The core flaw lies in the program’s fragile foundation: trust. Can we truly believe these men have repented? Boko Haram’s ideology is not a casual fling but a venomous worldview that justifies slaughtering “infidels,” abducting schoolgirls like the Chibok 276, and burning communities. Deradicalisation relies on religious re-education, vocational training, and oaths. Yet history screams skepticism. Recidivism haunts such programs worldwide, and in Nigeria, transparency is scarce. Who verifies “low-risk” status? What rigorous psychological profiling occurs? Critics rightly point to opaque screening, limited community input, and the absence of real justice. Victims’ families watch as perpetrators receive support while survivors scrape by without adequate compensation or closure.

This isn’t abstract policy debate. It’s personal trauma reopened. Imagine a mother in Maiduguri whose daughter was kidnapped, raped, or forced into “marriage” by these very insurgents. Now, those men return as neighbours, perhaps with stipends or tools for “rebuilding” lives they once destroyed. Without genuine transitional justice, this “reintegration” risks fracturing social cohesion further, not healing it.

Timing could not be worse. Nigeria’s security architecture groans under multiple threats. Boko Haram factions exploit ungoverned spaces, Lake Chad Basin instability, and porous borders. Releasing fighters now signals weakness. Insurgents elsewhere might calculate surrender as a get-out-of-jail card: fight, loot, terrorize, then “repent” when cornered. The program claims a 75% success rate, but in an active conflict zone, monitoring is illusory. Phones tracked? Community surveillance? These are bandaids on a gaping wound when betrayal could mean fresh massacres. Past efforts, like Operation Safe Corridor, faced similar critiques: insufficient vocational depth, secrecy breeding suspicion, and failure to address root grievances.

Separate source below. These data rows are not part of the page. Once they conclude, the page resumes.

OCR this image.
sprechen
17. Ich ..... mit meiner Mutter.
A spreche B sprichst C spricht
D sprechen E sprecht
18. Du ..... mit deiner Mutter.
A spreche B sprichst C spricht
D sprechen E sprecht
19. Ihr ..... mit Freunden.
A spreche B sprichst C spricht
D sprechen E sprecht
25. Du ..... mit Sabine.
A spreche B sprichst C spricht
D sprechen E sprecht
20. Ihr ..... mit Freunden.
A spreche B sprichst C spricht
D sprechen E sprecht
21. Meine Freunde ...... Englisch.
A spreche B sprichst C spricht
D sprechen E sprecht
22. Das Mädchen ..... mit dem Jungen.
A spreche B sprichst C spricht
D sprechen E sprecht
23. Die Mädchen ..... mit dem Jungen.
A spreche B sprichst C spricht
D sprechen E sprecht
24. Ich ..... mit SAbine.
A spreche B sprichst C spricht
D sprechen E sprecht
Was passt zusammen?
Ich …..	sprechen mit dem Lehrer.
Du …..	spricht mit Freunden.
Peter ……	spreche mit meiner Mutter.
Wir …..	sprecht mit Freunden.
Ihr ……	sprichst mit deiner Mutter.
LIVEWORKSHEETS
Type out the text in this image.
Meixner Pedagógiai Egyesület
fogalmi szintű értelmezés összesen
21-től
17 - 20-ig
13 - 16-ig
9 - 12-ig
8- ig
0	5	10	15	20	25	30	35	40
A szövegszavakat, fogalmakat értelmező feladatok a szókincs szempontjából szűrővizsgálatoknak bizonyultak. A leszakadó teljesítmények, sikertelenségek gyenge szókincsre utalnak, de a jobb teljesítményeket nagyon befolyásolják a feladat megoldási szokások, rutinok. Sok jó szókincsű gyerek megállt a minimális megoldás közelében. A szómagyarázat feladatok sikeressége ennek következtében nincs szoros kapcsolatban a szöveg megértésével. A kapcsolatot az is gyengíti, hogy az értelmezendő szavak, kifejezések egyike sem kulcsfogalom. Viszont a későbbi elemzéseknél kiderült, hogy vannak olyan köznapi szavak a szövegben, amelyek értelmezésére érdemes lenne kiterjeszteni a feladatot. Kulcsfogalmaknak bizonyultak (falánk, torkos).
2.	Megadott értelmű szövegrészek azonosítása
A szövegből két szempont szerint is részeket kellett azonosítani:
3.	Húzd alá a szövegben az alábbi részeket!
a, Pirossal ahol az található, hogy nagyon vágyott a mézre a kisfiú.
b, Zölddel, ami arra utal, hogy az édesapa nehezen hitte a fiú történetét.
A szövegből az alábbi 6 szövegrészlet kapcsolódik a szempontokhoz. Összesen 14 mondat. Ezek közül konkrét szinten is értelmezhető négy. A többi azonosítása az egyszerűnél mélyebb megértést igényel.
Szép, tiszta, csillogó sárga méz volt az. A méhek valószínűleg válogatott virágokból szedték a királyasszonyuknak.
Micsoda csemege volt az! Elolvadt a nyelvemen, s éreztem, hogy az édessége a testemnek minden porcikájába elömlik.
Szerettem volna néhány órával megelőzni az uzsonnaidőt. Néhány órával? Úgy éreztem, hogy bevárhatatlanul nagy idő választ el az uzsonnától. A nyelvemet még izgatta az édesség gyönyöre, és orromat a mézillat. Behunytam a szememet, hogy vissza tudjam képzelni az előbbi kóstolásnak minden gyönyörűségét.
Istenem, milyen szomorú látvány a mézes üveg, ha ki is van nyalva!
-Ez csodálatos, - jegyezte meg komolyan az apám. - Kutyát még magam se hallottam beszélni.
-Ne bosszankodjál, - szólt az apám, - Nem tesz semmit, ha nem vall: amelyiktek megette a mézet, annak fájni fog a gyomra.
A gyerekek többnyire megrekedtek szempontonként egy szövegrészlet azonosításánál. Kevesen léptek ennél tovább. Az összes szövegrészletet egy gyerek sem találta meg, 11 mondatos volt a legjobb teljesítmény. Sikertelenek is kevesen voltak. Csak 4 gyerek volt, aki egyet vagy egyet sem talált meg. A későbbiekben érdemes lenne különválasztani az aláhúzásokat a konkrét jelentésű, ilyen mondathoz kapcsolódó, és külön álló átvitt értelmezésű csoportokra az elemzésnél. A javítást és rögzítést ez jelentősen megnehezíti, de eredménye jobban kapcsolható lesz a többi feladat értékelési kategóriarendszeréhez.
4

Resources tell a damning story. Funds poured into rehabilitation could bolster actual security. Victims deserve priority. Instead, the narrative shifts to “second chances” for perpetrators. This inverts justice. True peace requires accountability. Forgiveness without repentance is cheap; without deterrence, it’s suicidal. Proponents argue reintegration weakens insurgent ranks by encouraging defections. Fair point, in theory. Isolated successes exist, and not every low-level conscript is irredeemable. But blanket scaling amid insecurity ignores realities on the ground. Community leaders and academics at ceremonies urged acceptance, yet public discourse reveals deep division. Many residents whisper fears they dare not voice publicly. Traditional rulers, caught between government directives and local anguish, shoulder impossible burdens.

This policy risks eroding public trust in governance. When citizens see the state prioritising former terrorists over their safety, cynicism festers. It fuels narratives of elite disconnect. In a democracy, especially Nigeria’s fragile one, such moves demand broader consultation: National Assembly scrutiny, victim forums, independent audits. Borno’s “non-kinetic” approach deserves credit for innovation, but courage demands adaptation to evidence, not ideology. Pause mass reintegrations. Invest in verifiable deradicalisation with independent oversight. Prioritize justice mechanisms. Strengthen military pressure alongside targeted amnesty for verifiable minors or coerced recruits. Empower communities with veto power and support.

Nigeria has bled enough with over 35,000 dead and millions displaced since 2009. This is no time for feel-good experiments. The ghosts of Chibok, Dapchi, Oyo, Kwara, and countless unnamed villages demand better. Reintegration without ironclad safeguards isn’t compassion; it’s complicity in the next tragedy. Borno’s leaders must rethink this path before more blood flows. The people of the Northeast deserve security first, not risky reunions!

Chigozie Nnuriam is a freelance writer based in Lagos State.